Shareholder advocacy leverages the power of stock ownership to promote social change. Advocates utilize dialogue, the filing of shareholder resolutions, and shareholder solicitation campaigns to raise awareness, build coalitions, exert pressure, and effectively create change in company policies and practices.
Shareholder proposals are a formal communication channel between shareholders and management. There are several hundred shareholder proposals filed every year. Proposals to be voted on are placed on the company’s Proxy Statement, and all persons and institutions that own stock in the company can vote on the issue.
There are two common types of proposals filed - governance and social. Governance proposals focus on traditional management issues such as executive compensation, board composition, shareholder rights, and voting requirements. Social proposals call for reports or policy changes on social or environmental issues that can impact a company’s bottom line such as climate change, employee discrimination, toxic products, and sustainability.
Proxy Voting: A How-To Discussion and Live Demo
Interpreting Shareholder Votes
The vast majority of shareholder proposals are non-binding, meaning the company is not required by law to comply regardless of the level of support. The majority of a company’s shares are usually dominated by company management and large financial institutions, who often vote with management. Consequently, it is extremely rare (but not impossible) to get a majority vote on a proposal. A successful resolution is one which causes company action, not which garners a majority vote.
Recognizing this, the SEC requirement for a proposal to receive enough votes to be re-filed for the following year is 3% for the first year, 6% the second year, and 10% the third year.*
In general, social proposal votes more than 10% are difficult to ignore and often result in some action by the company to address the shareholders area of concern. Votes that receive 20-30% or more have garnered strong support from mainstream institutional investors and send a clear cut single to management. Only the least responsive of companies is willing to ignore one out of every three or four of its shareholders.
* Most people are surprised to learn that the vote is actually about a proposal meeting the SEC threshold to be refilled for the following year (and that a first year proposal receiving 3.1% of the vote is considered a ‘win’ by the SEC standards). Confusion about the vote is further complicated by the fact that the SEC threshold only calculates For vs. Against votes; yet some companies report all the vote category results of For, Against, Abstain and Not Voted – thus giving a deceptively lower figure for the shareholder proposal’s actual vote.
Do Shareholder Proposals Really Make Change?
Sometimes just one issue is raised at an individual company – for example a proposal filed by As You Sow at Home Depot asked the company to phase out of selling wood from old-growth forests. The proposal got the support of 11.8% of the shareholders and shortly thereafter, the company announced it would stop selling wood from endangered forests.
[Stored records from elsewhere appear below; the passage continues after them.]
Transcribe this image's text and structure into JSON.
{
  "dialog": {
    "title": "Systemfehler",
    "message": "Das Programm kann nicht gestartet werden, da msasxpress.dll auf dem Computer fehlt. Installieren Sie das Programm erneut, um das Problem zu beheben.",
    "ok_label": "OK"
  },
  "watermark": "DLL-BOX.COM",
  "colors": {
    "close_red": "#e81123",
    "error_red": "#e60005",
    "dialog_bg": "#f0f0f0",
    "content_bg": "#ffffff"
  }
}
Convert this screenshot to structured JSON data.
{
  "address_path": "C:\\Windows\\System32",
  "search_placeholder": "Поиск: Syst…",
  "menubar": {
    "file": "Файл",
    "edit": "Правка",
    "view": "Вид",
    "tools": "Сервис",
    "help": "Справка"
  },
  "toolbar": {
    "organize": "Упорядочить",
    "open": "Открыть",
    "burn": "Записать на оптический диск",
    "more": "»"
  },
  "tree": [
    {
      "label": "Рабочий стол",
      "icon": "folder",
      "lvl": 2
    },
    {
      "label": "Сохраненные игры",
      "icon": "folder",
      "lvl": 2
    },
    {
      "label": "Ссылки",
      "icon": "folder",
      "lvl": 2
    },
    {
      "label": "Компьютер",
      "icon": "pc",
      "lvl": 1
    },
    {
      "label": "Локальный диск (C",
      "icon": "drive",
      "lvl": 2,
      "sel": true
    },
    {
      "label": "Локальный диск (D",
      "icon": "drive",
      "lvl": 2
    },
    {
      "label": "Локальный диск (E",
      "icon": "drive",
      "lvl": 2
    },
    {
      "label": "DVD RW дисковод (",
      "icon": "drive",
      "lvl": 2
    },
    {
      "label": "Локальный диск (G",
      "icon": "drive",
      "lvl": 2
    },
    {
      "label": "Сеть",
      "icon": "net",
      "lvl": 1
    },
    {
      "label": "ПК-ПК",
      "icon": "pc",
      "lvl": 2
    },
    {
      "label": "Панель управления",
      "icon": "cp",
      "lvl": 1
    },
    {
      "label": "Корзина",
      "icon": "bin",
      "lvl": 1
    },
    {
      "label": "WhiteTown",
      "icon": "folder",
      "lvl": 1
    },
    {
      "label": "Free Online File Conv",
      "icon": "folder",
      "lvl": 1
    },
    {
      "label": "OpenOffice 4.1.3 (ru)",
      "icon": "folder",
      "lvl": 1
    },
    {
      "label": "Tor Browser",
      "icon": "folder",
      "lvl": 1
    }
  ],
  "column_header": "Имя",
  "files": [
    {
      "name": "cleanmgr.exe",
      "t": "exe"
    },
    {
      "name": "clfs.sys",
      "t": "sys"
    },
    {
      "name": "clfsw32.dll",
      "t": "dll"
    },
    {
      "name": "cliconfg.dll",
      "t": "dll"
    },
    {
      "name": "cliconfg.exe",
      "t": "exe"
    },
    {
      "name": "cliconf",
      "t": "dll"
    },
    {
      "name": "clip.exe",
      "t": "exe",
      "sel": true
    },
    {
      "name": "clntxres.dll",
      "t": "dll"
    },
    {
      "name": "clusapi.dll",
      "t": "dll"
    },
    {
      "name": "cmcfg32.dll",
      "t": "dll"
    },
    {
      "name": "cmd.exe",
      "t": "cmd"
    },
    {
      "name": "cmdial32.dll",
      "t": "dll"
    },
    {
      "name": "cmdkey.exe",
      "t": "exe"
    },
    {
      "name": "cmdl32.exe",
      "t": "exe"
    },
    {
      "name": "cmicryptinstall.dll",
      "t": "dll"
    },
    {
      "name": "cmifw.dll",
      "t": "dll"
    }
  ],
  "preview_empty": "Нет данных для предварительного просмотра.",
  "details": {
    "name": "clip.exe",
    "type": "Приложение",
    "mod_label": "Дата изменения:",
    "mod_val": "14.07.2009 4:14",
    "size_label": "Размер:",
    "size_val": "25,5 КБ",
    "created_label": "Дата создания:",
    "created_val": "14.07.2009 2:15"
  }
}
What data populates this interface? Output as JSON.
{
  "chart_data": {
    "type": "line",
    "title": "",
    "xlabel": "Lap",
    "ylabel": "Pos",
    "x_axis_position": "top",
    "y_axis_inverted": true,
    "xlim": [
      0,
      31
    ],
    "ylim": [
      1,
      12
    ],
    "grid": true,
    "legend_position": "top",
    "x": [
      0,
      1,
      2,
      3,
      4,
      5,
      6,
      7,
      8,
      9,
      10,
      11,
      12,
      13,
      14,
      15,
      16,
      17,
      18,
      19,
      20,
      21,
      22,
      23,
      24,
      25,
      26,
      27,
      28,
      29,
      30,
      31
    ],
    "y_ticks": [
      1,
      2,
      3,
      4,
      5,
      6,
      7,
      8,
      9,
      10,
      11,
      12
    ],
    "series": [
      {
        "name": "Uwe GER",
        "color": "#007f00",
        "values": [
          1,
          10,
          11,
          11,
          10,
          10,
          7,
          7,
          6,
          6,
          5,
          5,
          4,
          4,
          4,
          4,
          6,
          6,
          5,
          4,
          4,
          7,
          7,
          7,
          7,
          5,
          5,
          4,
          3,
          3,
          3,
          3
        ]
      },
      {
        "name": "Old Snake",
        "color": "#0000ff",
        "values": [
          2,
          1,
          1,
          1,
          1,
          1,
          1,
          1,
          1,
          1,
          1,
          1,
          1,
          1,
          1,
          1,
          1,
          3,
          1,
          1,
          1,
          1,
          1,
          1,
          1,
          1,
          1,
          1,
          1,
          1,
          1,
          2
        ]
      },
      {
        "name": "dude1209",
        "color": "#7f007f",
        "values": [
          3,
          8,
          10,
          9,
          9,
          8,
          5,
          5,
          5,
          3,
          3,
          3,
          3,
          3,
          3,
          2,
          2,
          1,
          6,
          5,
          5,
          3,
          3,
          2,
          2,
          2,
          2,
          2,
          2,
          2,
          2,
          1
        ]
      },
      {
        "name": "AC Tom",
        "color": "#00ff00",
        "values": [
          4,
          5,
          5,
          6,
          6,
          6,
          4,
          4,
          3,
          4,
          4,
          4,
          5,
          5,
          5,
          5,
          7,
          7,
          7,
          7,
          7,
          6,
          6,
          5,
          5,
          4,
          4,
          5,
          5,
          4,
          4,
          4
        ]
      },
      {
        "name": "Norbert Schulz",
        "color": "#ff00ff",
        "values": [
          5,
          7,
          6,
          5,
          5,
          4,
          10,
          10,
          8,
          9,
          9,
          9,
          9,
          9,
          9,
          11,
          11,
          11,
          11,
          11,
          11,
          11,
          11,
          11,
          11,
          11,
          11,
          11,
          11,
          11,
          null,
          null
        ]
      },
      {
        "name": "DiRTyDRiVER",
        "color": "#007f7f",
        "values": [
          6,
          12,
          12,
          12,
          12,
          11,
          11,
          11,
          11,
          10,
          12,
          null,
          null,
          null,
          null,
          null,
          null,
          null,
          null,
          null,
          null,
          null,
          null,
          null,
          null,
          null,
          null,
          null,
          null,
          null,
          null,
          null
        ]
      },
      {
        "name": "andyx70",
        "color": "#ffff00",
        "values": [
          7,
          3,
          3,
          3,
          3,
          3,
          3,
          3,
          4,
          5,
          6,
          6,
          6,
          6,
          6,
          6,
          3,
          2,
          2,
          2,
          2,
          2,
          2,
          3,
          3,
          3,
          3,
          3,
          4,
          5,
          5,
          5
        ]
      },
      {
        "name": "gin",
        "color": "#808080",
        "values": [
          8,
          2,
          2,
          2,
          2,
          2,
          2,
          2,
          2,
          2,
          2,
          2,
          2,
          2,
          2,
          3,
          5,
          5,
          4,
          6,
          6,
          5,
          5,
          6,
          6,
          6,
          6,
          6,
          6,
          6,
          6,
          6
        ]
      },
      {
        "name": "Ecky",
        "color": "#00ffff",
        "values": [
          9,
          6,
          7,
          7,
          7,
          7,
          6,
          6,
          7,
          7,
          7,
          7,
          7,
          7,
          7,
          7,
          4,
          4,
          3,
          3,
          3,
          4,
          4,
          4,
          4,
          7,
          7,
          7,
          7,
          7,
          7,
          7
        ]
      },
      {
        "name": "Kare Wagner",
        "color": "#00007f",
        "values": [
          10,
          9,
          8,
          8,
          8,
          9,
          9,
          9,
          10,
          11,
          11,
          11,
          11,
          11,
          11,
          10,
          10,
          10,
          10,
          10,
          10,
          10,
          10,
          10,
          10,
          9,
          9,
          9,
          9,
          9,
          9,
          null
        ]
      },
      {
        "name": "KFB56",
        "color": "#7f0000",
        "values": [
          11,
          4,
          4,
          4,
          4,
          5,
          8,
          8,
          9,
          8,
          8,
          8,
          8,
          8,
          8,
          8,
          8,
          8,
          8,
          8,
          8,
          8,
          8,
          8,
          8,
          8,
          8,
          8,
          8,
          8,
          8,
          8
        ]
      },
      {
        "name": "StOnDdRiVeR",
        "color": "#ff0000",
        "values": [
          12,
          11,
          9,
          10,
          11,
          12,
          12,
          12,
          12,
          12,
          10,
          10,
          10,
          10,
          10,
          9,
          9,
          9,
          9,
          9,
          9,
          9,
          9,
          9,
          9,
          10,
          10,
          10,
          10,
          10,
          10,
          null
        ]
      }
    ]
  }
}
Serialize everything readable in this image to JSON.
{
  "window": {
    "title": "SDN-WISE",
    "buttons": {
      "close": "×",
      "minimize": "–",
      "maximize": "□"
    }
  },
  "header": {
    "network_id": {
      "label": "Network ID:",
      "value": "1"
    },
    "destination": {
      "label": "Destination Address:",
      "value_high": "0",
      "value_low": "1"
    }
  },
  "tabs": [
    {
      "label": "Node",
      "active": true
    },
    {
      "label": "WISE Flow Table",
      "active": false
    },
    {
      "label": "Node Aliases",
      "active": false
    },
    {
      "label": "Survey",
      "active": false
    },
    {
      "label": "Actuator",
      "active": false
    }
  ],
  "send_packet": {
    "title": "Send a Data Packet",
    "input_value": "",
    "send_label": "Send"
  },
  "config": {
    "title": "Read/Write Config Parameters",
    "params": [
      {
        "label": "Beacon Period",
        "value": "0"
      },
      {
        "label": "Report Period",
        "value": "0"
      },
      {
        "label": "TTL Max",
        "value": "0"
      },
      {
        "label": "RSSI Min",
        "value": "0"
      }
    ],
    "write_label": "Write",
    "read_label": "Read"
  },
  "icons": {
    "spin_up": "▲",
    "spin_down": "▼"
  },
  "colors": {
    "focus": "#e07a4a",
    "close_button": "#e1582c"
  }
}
Other times it may be the same issue being raised at many companies. Over the years the “Report on Political Disclosure” shareholder proposals has convinced over 75 companies to adopt disclosure and board oversight of their political spending. Shareholder proposals calling for sexual orientation non-discrimination helped convince 70% of Fortune 1000 corporations in the US (and 97% of Fortune 100 companies) to bar discrimination in employment based on sexual orientation. And over 50 companies have adopted an advisory vote on executive compensation as advocated by the “Say on Pay” proposals.
The History of Shareholder Advocacy
In the past 30 years, thousands of social resolutions filed with companies by shareholder advocates have broken new ground in fostering more progressive corporate policies. These include increased representation of women and minorities on corporate boards and in executive positions, nondiscrimination in employment, better disclosure of environmental liabilities, stopping environmentally damaging projects, getting companies to leave countries with human rights abuses, and improving the wages, benefits and working conditions of workers.
Religious institutional investors have historically been the leaders of shareholder advocacy and still dominate the field. In recent years the socially responsible investment (SRI) community, environmental and human rights organizations, pension funds and organized labor have begun utilizing this unique means of reforming corporate practices.